Dewan Dakwah Islamiyah Indonesia (DDII) menyesalkan kunjungan WNI ke Israel. DDII juga meminta ormas Islam semakin menertibkan anggotanya.
Dalam sepekan terakhir, lebih dari 20 orang tewas karena serangan Israel di Jalur Gaza. Tentara Zionis berkilah mereka mengejar “teroris”. Sejak tiga bulan lalu, isolasi atas Jalur Gaza juga diperketat.
Jalur distribusi bantuan kemanusiaan dari penjuru dunia, terhenti total. Makanan, obat-obatan dan selimut di musim dingin, dilarang masuk oleh tentara Israel. Artinya, jutaan pengungsi Muslim Palestina akan hidup sengsara di tambah cuaca ekstrem, di bawah 15 derajat celcius. Belum lagikondisi listrik dan aliran air bersih yang diputuskan sejak tiga bulan terakhir. Maka Jalur Gaza telah menjelma Auschwitz baru di zaman ini
Di tengah kondisi seperti itu, alangkah mengejutkan berita yang dilansir oleh harian The Jerusalem Post, 8 Desember 2007. Lima orang yang disebut sebagai wakil umat Islam Indonesia, berkunjung ke Israel atas undangan tokoh Zionis Yahudi, Shimon Peres, yang juga Presiden Israel.
Atas fasilitas dari LibForAll Foundation dan Simon Wiesenthal Center, lima orang yang kononnya mewakili beberapa Ormas Islam menghadiri kunjungan ke Israel. Dewan Dakwah Islamiyah Indonesia, (DDII), menyatakan penyesalan atas kunjungan itu, demikian salah satu rilis pers yang dikirim ke kantor redaksi www.hidayatullah.com.

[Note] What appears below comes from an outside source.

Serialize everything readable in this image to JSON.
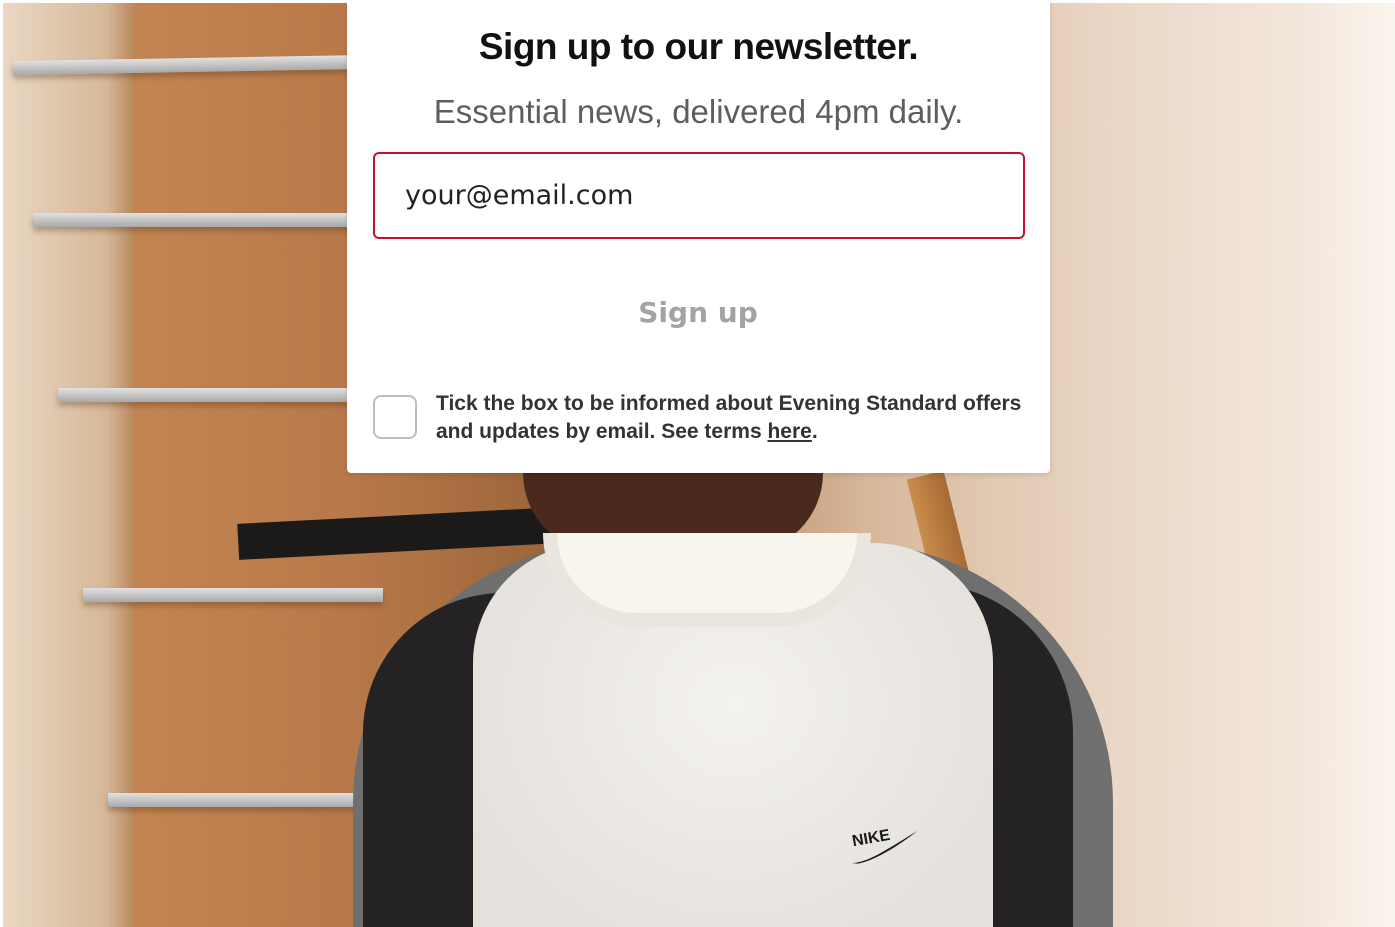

Sebagai organisasi yang selama puluhan tahun terlibat aktif dalam upaya penyelesaian masalah Palestina, DDII mengimbau, agar dalam situasi seperti ini seyogyanya beberapa oknum tersebut bertindak berhati-hati dan berkoordinasi dengan organisasi Islam lainnya maupun dengan pemerintah RI, apalagi, jika jika itu berhubungan dengan pejabat-pejabat Israel, yang jelas-jelas masih menjajah negeri Muslim Palestina.
“Selama ini ada yang sengaja membuat opini salah bahwa Shimon Peres adalah tokoh perdamaian dunia.Padahal, Shimon Peres adalah seorang Yahudi Zionis yang tangan dan karirnya berlumur darah rakyat Palestina, sehingga patut di bawa ke Mahkamah Internasional sebagai penjahat perang”, demikian kutipan rilis pers yang ditandatangani, humas DDII, M. Syah, Agusdin.
Selain itu, menurut Agusdin, bersama Ariel Sharon, Shimon Peres ikut bertanggung jawab atas pembantaian di Sabra Satila. Keduanya adalah tokoh yang telah melanggar Konvensi Jenewa 1957 dan telah melanggar Criminal Justice Act 1988 serta Taking of Hostages Act 1982.
“Shimon Peres adalah Pejahat Perang yang sesungguhnya. Karena ia telah terbukti melanggar Artikel 147 dari Konvensi Jenewa yang membahas Perlindungan Warga Sipil di Masa Perang. Karena itu sangat aneh, jika ada orang yang mengaku sebagai umat Islam Indonesia, yang mau “bermesraan” dengan Shimon Peres, “ kutip Agusdin..
Agar peristiwa seperti ini tidak sering terjadi, DDII berharap agar ormas Islam dapat menertibkan anggota-anggotanya.